View Full Version : robots.txt file question



Blackice
04-18-2006, 10:15 AM
I made a robots.txt file and uploaded it to my root folder.

here it is..


User-agent: *
Disallow: /admincp/
Disallow: /cgi-bin/
Disallow: /clientscript/
Disallow: /includes/
Disallow: /install/
Disallow: /modcp/
Disallow: /subscription.php
Disallow: /payments.php
Disallow: /faq.php
Disallow: /calendar.php
Disallow: /search.php
Disallow: /private.php
Disallow: /online.php
Disallow: /sendmessage.php
Disallow: /sendmessage.php?do=
Disallow: /reputation.php
Disallow: /report.php
Disallow: /threadrate.php
Disallow: /showpost.php
Disallow: /postings.php
Disallow: /newthread.php
Disallow: /newreply.php
Disallow: /register.php
Disallow: /login.php
Disallow: /faq.php
Disallow: /image.php
Disallow: /cron.php
Disallow: /joinrequests.php
Disallow: /usercp.php
Disallow: /plugins/

but if you type in site:hiphoprelated.com into google. my register.php and faq.php is listed. why is this?

I guess the main question is what exactly does the robots.txt file do? :p i was under the impression it asked search engines to please not crawl that page?

Joeychgo
04-18-2006, 12:07 PM
but if you type in site:hiphoprelated.com into google. my register.php and faq.php is listed. why is this?

I guess the main question is what exactly does the robots.txt file do? :p i was under the impression it asked search engines to please not crawl that page?

Your robots.txt is fine.

Thats exactly what it does.
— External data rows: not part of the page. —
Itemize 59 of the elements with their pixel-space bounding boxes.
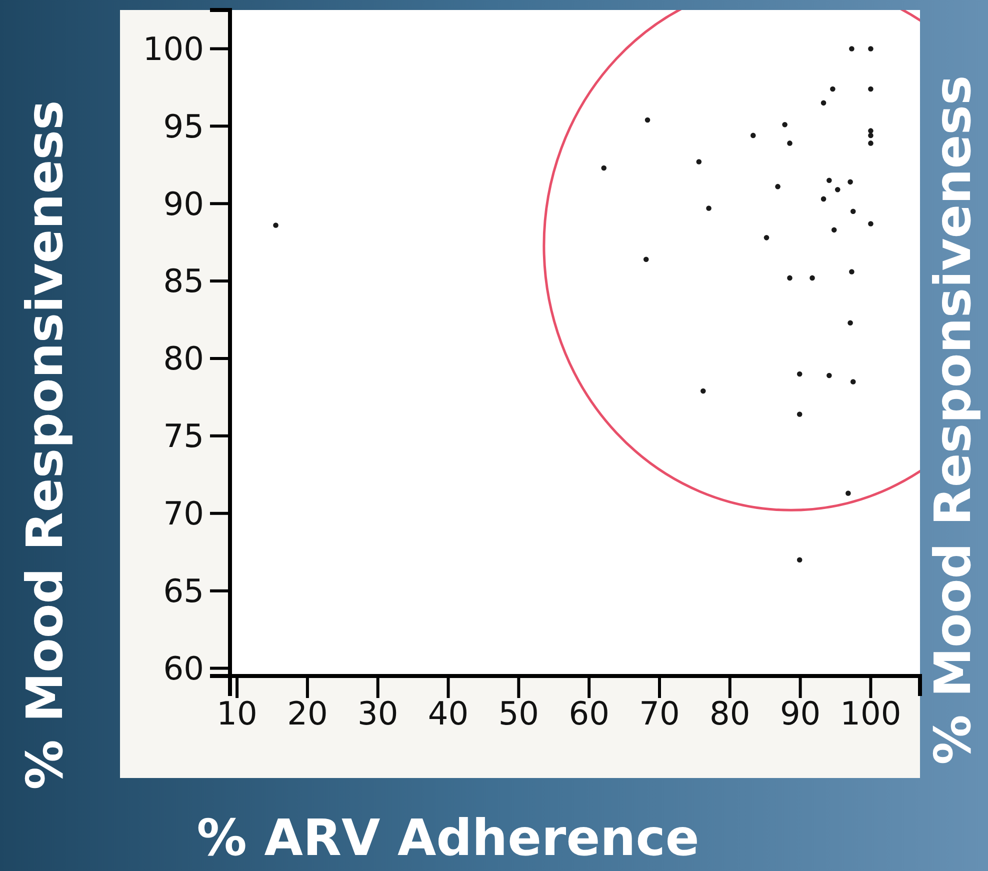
y-tick-label: 90 xyxy=(163,184,204,223)
point xyxy=(850,208,856,214)
point xyxy=(820,100,826,106)
point xyxy=(868,132,874,138)
x-tick-label: 80 xyxy=(710,694,750,733)
point xyxy=(273,222,278,228)
point xyxy=(796,557,802,562)
point xyxy=(848,179,853,185)
x-tick-label: 20 xyxy=(287,694,328,733)
point xyxy=(787,140,792,146)
x-tick-label: 70 xyxy=(639,694,680,733)
point xyxy=(849,269,854,274)
y-tick-label: 85 xyxy=(163,262,204,300)
point xyxy=(868,86,874,92)
y2-axis-title: % Mood Responsiveness xyxy=(924,75,982,765)
point xyxy=(868,140,874,146)
x-tick-label: 10 xyxy=(216,694,258,733)
y-tick-label: 65 xyxy=(163,572,204,610)
point xyxy=(868,46,874,52)
point xyxy=(787,275,792,281)
point xyxy=(796,371,802,377)
point xyxy=(868,221,874,226)
point xyxy=(820,196,826,202)
y-tick-label: 70 xyxy=(163,494,204,533)
y-tick-label: 75 xyxy=(163,417,204,456)
point xyxy=(830,86,836,92)
y-axis-title: % Mood Responsiveness xyxy=(16,100,74,790)
y-tick-label: 100 xyxy=(142,30,204,68)
point xyxy=(850,379,856,384)
point xyxy=(834,187,840,192)
y-tick-label: 95 xyxy=(163,107,204,146)
x-tick-label: 30 xyxy=(358,694,398,733)
point xyxy=(796,412,802,417)
point xyxy=(846,490,851,496)
point xyxy=(750,132,756,138)
point xyxy=(764,235,770,240)
point xyxy=(700,388,706,394)
point xyxy=(810,275,815,281)
point xyxy=(643,256,649,262)
point xyxy=(831,227,837,233)
point xyxy=(826,372,832,378)
point xyxy=(849,46,854,52)
x-tick-label: 60 xyxy=(568,694,610,733)
point xyxy=(644,117,650,123)
point xyxy=(775,184,780,190)
x-tick-label: 40 xyxy=(428,694,469,733)
y-tick-label: 80 xyxy=(163,340,204,378)
x-tick-label: 100 xyxy=(840,694,902,733)
point xyxy=(601,165,607,171)
point xyxy=(706,206,712,211)
point xyxy=(826,178,832,184)
y-tick-label: 60 xyxy=(163,649,204,688)
point xyxy=(848,320,853,326)
point xyxy=(696,159,702,164)
x-tick-label: 50 xyxy=(498,694,540,733)
x-axis-title: % ARV Adherence xyxy=(196,809,700,867)
x-tick-label: 90 xyxy=(780,694,821,733)
point xyxy=(782,122,788,128)
point xyxy=(868,128,874,134)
The robots.txt protocol is purely advisory. It relies on the cooperation of the web robot, so that marking an area of your site out of bounds with robots.txt does not guarantee privacy. Many web site administrators have been caught trying to use the robots file to make private parts of a website invisible to the rest of the world. However, the file is necessarily publicly available and is easily checked by anyone with a web browser.


From the looks of it, those entries are on their way out of the google index. Thats why they ahve no cached tab or description. They were probably already indexed when you added the robots.txt. They'll be removed from the index comepletely before long is my guess.

Blackice
04-18-2006, 05:34 PM
Thanks for clearing that up Joey :D

Noppid
04-19-2006, 06:20 AM
Remember, that robots.txt will stop the adsense spider too. ;)

Brandon Sheley
04-19-2006, 10:43 PM
Remember, that robots.txt will stop the adsense spider too. ;)

ah, I didn't think of that.. thx for bringing it up noppid. I'll have to rethink my robot.txt

Blackice
04-20-2006, 01:04 PM
ya me too, thanks for bringing that up

GrendelKhan{TSU}
07-18-2006, 11:27 AM
setting up your htaccess file will provide better control for your robots.txt file and allow for adsense to properly crawl needed content.

lots of settings and way around all of this...takes some doing. search for bazillion topics and info on this and you'll come with what you need tweek. a lot depends on your setup as well. If you still have questions later... I'm sure joey ca help or I will if get time (multi-tasking 98792834723 different things right now though :()